Indiana candidate challenge dismissed

| Friday, April 22, 2005 12:00 a.m

Indiana County President Judge William Martin dismissed a lawsuit challenging the candidacy of a retired police officer seeking a district judgeship.

At a hearing Thursday, Martin ruled that the candidate who filed the lawsuit, Michael J. Reilly, had done so too late.

Last week, Reilly sued Guy Haberl, a retired Indiana Borough police officer, contending that Haberl wasn’t eligible to run because he didn’t meet a residency requirement.

Election law dictates that candidates for an office must have lived within the boundaries of that office for at least 12 months prior to an election. Reilly said Haberl had moved into the district now presided over by District Judge Richard Orendorff only a few months ago.

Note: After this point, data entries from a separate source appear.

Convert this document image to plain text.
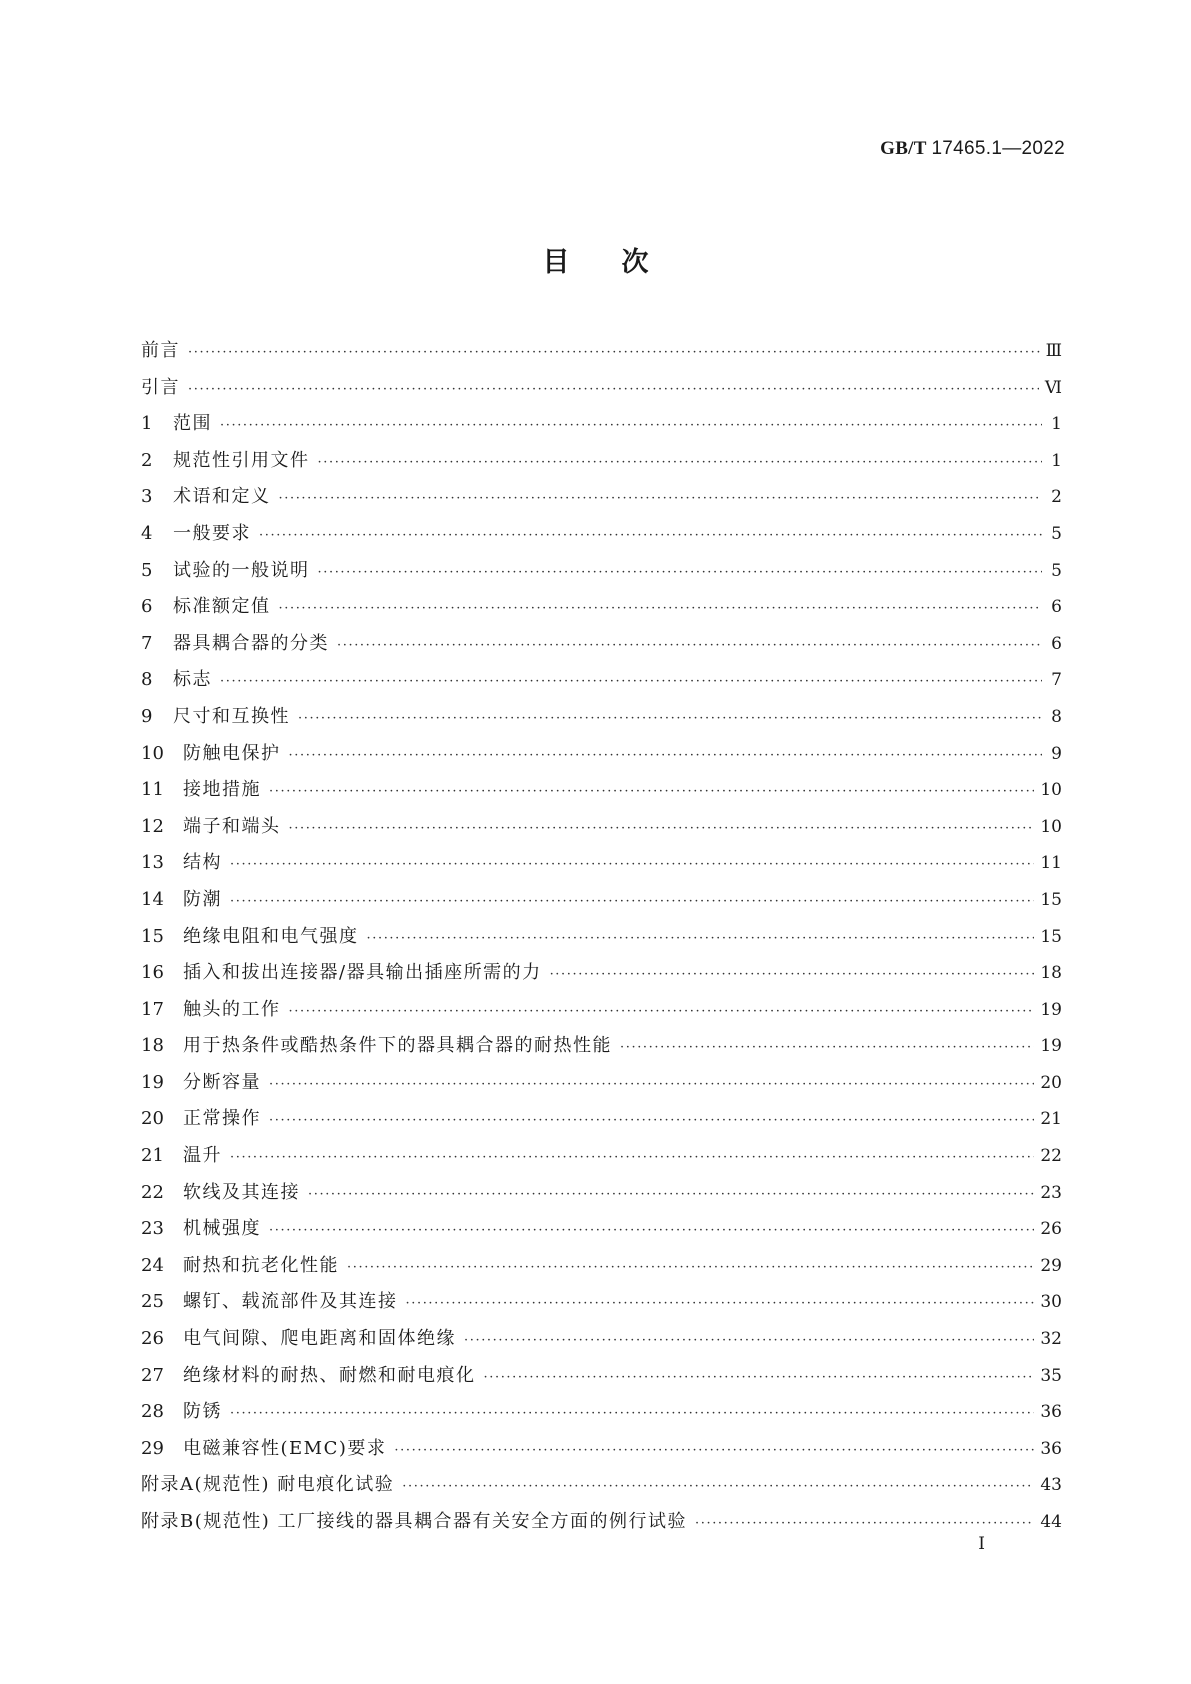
GB/T 17465.1—2022
目次
前言 ·····	Ⅲ
引言 ·····	Ⅵ
1	范围 ·····	1
2	规范性引用文件 ·····	1
3	术语和定义 ·····	2
4	一般要求 ·····	5
5	试验的一般说明 ·····	5
6	标准额定值 ·····	6
7	器具耦合器的分类 ·····	6
8	标志 ·····	7
9	尺寸和互换性 ·····	8
10	防触电保护 ·····	9
11	接地措施 ·····	10
12	端子和端头 ·····	10
13	结构 ·····	11
14	防潮 ·····	15
15	绝缘电阻和电气强度 ·····	15
16	插入和拔出连接器/器具输出插座所需的力 ·····	18
17	触头的工作 ·····	19
18	用于热条件或酷热条件下的器具耦合器的耐热性能 ·····	19
19	分断容量 ·····	20
20	正常操作 ·····	21
21	温升 ·····	22
22	软线及其连接 ·····	23
23	机械强度 ·····	26
24	耐热和抗老化性能 ·····	29
25	螺钉、载流部件及其连接 ·····	30
26	电气间隙、爬电距离和固体绝缘 ·····	32
27	绝缘材料的耐热、耐燃和耐电痕化 ·····	35
28	防锈 ·····	36
29	电磁兼容性(EMC)要求 ·····	36
附录A(规范性) 耐电痕化试验 ·····	43
附录B(规范性) 工厂接线的器具耦合器有关安全方面的例行试验 ·····	44
Ⅰ
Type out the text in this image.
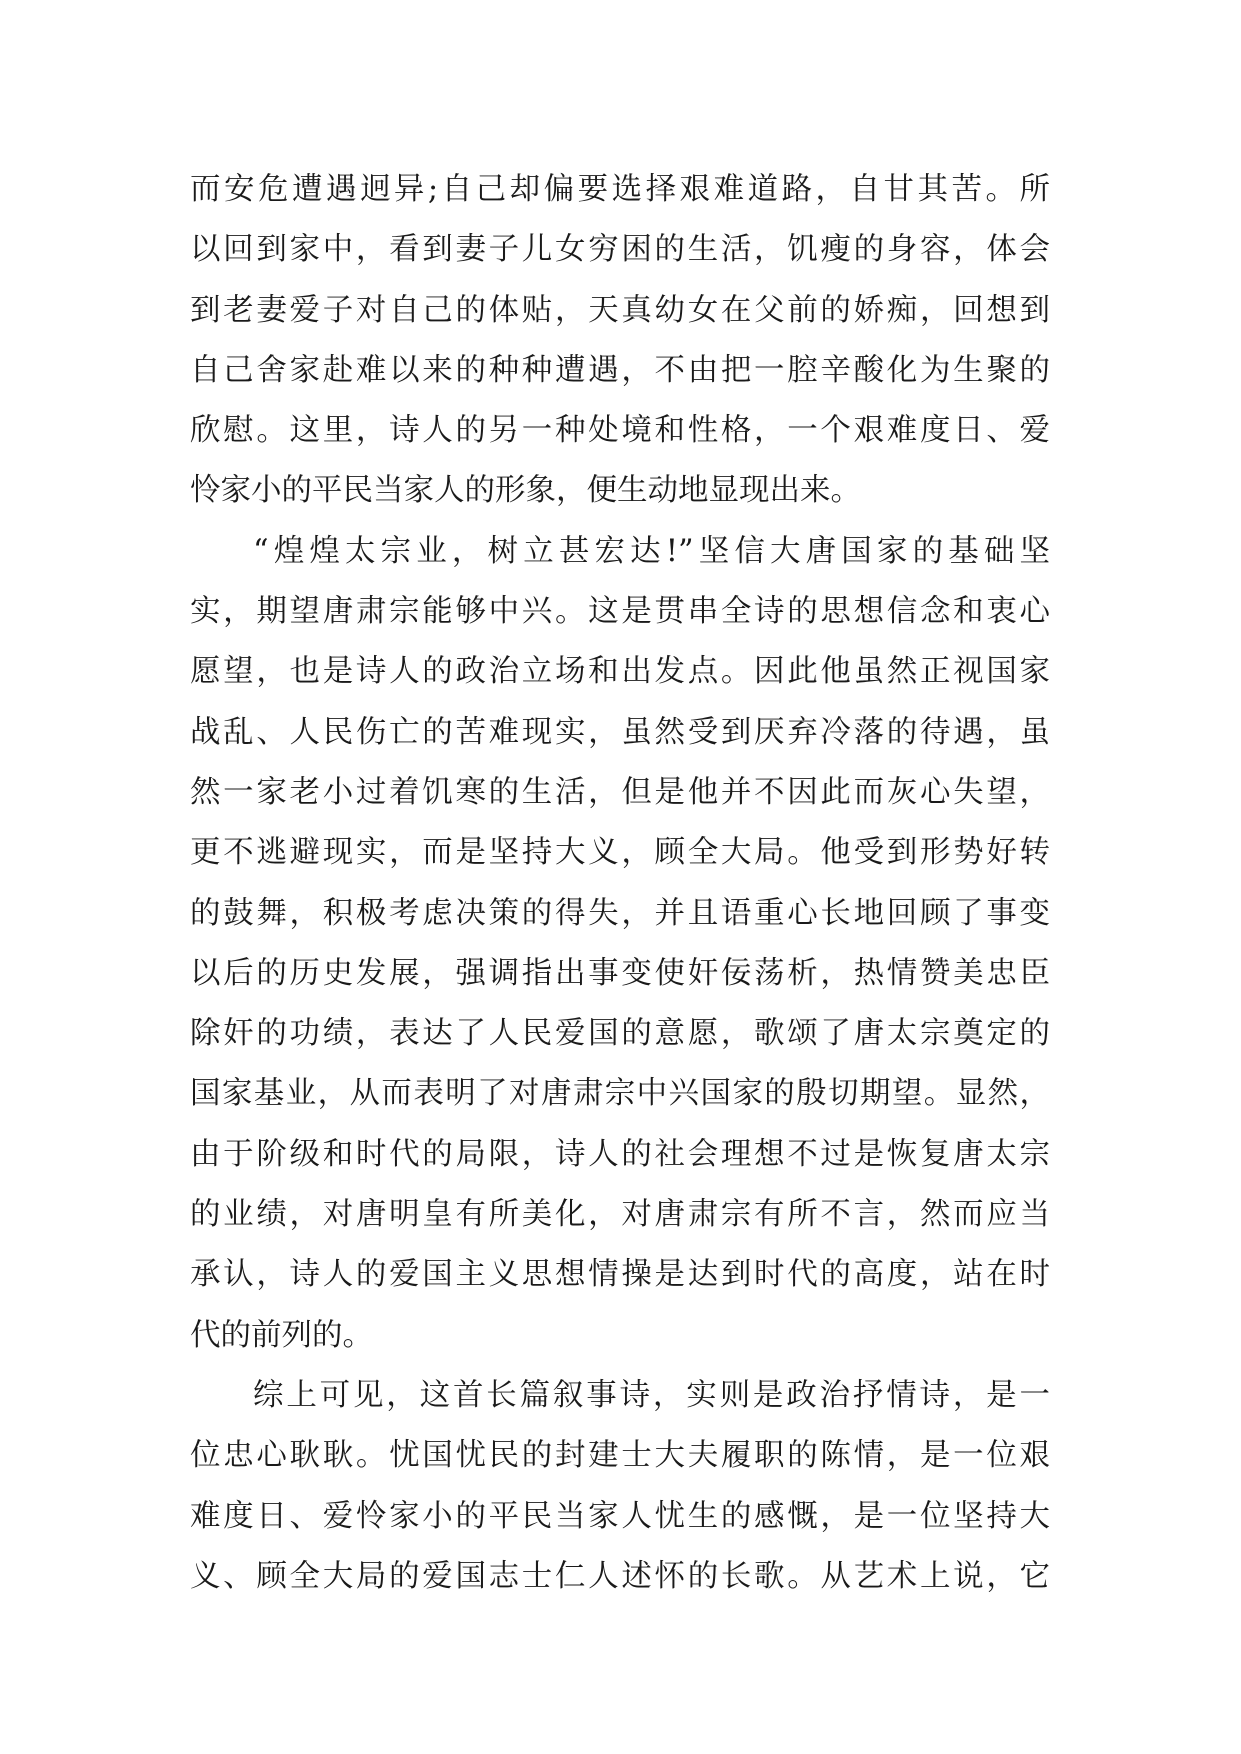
而安危遭遇迥异;自己却偏要选择艰难道路，自甘其苦。所
以回到家中，看到妻子儿女穷困的生活，饥瘦的身容，体会
到老妻爱子对自己的体贴，天真幼女在父前的娇痴，回想到
自己舍家赴难以来的种种遭遇，不由把一腔辛酸化为生聚的
欣慰。这里，诗人的另一种处境和性格，一个艰难度日、爱
怜家小的平民当家人的形象，便生动地显现出来。
“煌煌太宗业，树立甚宏达!”坚信大唐国家的基础坚
实，期望唐肃宗能够中兴。这是贯串全诗的思想信念和衷心
愿望，也是诗人的政治立场和出发点。因此他虽然正视国家
战乱、人民伤亡的苦难现实，虽然受到厌弃冷落的待遇，虽
然一家老小过着饥寒的生活，但是他并不因此而灰心失望，
更不逃避现实，而是坚持大义，顾全大局。他受到形势好转
的鼓舞，积极考虑决策的得失，并且语重心长地回顾了事变
以后的历史发展，强调指出事变使奸佞荡析，热情赞美忠臣
除奸的功绩，表达了人民爱国的意愿，歌颂了唐太宗奠定的
国家基业，从而表明了对唐肃宗中兴国家的殷切期望。显然，
由于阶级和时代的局限，诗人的社会理想不过是恢复唐太宗
的业绩，对唐明皇有所美化，对唐肃宗有所不言，然而应当
承认，诗人的爱国主义思想情操是达到时代的高度，站在时
代的前列的。
综上可见，这首长篇叙事诗，实则是政治抒情诗，是一
位忠心耿耿。忧国忧民的封建士大夫履职的陈情，是一位艰
难度日、爱怜家小的平民当家人忧生的感慨，是一位坚持大
义、顾全大局的爱国志士仁人述怀的长歌。从艺术上说，它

Specifically, he contended that Haberl moved from his home at 125 Locust Lane, which is outside the district, to a home at 433 Elm St. in October 2004, and then to his newly built home at 321 Forest Ridge Road in January. He also contended that Haberl had changed his address to, but had never lived at, the Elm Street address.

The residency issue was never argued in court yesterday. Instead, Haberl’s attorney, Robert Lambert, moved for the challenge to be dismissed because Reilly hadn’t filed it in time.

Lambert said there is a seven-day window for people to file challenges against candidates and, more importantly, their nominating petitions. And that window, he said, closed on March 15. Reilly filed the lawsuit on April 14.

Reilly, who represented himself, argued that he wasn’t challenging Haberl’s nominating petitions, but rather his residency. That, he said, is more serious than names and other information on a petition. Therefore, he said, his challenge should be exempt from the seven-day rule.

But Martin, citing case law, said his challenge was, indeed, against the nominating petitions.

“It’s very unfortunate,” Reilly said after the hearing.

Though Haberl’s residency was not argued in court, his attorney had filed a response to the lawsuit in the prothonotary’s office earlier in the day.

According to the response, Haberl had lived at 125 Locust Lane for 11 years, from 1992 to 2003. All that time, the house was within the realm of the district court. However, the boundary lines were redrawn, and in January 2003, Haberl’s home fell into another judicial district.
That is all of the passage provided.